Is Zight free for scrolling screenshots?
Zight offers a free plan with core screenshot and screen recording features. Scrolling capture, advanced annotations, custom branding, and team workspace features are available on paid plans starting at $9.95/month. You can sign up and try it at zight.com.
Final Verdict: Best Way to Take a Scrolling Screenshot on Mac in 2025
If you only need to capture a web page once a month, Chrome DevTools or Firefox’s built-in screenshot tool will get the job done for free — with caveats around lazy loading, sticky headers, and zero annotation support.
If you take scrolling screenshots regularly — for bug reports, design feedback, documentation, support tickets, or sharing long content with teammates — a dedicated tool saves meaningful time and produces cleaner results.
Between CleanShot X and Zight, the choice depends on scope.
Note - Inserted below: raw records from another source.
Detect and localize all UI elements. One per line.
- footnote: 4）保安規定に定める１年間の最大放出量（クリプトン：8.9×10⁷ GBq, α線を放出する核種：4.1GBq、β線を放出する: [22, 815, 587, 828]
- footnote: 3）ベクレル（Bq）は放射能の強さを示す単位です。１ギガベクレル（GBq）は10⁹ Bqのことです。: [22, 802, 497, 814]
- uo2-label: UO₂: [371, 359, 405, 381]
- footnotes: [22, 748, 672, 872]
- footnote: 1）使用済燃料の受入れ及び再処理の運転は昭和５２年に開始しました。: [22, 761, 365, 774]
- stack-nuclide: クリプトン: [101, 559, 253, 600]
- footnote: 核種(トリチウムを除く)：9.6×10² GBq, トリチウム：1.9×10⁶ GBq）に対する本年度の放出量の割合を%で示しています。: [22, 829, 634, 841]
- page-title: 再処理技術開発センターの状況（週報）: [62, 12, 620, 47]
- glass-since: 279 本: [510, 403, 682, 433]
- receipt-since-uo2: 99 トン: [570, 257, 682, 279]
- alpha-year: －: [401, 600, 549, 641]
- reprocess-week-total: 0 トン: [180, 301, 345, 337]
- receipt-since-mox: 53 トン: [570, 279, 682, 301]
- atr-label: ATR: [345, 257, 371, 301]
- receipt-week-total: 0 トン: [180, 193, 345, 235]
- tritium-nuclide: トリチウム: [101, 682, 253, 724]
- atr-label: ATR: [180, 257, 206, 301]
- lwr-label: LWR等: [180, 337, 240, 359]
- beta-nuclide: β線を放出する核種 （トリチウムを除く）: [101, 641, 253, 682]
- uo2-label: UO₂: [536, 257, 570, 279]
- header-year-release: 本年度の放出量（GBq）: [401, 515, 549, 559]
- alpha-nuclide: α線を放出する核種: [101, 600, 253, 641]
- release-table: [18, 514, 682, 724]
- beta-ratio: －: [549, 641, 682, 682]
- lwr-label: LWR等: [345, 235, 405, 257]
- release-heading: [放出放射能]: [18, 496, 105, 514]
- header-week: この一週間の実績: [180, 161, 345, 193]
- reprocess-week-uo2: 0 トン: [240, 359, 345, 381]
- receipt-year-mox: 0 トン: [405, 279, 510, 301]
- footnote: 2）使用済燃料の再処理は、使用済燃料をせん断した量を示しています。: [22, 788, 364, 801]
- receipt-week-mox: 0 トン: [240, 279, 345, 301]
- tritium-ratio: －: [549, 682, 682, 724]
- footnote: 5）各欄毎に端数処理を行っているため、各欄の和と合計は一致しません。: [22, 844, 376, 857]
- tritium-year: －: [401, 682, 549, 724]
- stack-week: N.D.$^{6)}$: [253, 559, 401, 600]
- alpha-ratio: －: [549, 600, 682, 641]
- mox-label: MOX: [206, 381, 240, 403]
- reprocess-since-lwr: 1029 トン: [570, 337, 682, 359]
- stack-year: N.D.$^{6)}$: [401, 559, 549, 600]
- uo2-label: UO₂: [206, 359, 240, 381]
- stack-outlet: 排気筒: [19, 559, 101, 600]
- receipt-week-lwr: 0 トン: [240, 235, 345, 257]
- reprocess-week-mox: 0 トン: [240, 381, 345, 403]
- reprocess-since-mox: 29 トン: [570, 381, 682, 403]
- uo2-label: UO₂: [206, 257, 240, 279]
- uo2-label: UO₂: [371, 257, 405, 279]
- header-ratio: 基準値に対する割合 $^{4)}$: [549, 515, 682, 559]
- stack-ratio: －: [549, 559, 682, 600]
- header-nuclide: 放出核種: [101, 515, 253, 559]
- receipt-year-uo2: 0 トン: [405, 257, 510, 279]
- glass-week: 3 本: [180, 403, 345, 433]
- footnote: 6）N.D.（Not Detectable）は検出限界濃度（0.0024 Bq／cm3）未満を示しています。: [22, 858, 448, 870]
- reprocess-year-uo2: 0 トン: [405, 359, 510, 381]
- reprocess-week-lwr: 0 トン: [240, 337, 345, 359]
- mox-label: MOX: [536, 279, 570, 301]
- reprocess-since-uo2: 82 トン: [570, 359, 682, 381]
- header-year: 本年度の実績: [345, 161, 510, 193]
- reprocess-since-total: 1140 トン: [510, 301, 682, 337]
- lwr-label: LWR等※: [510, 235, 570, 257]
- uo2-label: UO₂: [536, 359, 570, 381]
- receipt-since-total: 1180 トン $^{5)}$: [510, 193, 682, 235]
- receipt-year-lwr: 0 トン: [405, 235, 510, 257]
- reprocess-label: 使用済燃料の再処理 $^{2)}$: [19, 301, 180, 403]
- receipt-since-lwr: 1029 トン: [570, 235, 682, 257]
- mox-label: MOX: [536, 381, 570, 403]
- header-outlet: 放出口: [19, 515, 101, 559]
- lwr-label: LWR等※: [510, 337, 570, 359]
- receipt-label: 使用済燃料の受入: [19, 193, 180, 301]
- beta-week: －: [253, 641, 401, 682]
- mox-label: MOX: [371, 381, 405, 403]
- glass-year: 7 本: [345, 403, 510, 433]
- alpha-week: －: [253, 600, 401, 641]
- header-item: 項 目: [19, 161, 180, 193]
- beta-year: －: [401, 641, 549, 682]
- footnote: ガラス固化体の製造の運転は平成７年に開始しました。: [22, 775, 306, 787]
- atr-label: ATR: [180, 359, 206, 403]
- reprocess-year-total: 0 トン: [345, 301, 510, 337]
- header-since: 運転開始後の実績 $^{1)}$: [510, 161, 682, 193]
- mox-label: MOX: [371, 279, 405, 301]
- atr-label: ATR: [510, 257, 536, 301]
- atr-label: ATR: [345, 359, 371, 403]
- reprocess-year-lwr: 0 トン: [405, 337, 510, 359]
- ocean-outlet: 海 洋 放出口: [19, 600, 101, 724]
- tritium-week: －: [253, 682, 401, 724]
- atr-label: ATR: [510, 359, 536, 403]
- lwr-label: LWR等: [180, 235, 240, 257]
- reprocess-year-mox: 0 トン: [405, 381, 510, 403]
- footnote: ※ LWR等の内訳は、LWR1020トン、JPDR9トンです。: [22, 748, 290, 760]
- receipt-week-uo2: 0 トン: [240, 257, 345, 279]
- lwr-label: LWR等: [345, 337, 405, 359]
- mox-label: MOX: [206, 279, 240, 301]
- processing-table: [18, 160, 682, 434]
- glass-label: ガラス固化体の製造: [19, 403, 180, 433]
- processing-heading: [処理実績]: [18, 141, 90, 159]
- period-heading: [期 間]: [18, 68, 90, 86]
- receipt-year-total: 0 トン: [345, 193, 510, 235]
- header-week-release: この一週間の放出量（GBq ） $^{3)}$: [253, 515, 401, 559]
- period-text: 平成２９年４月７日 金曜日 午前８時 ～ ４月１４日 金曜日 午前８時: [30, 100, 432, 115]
CleanShot X is a focused screenshot utility that does its one job well. Zight is a complete visual communication platform — scrolling screenshots, standard screenshots, screen recording, GIF creation, webcam capture, async video, annotations, instant sharing, and team collaboration in one app across Mac, Windows, and Chrome.
After using both extensively, I reach for Zight because I never know whether a situation needs a screenshot, a scrolling capture, a quick GIF, or a screen recording until I’m in the moment. Having all of those behind one menu bar icon (and one keyboard shortcut away) means I never have to think about which tool to open. The scrolling capture is just one piece of that workflow — but it’s the piece that brings most people to Zight in the first place.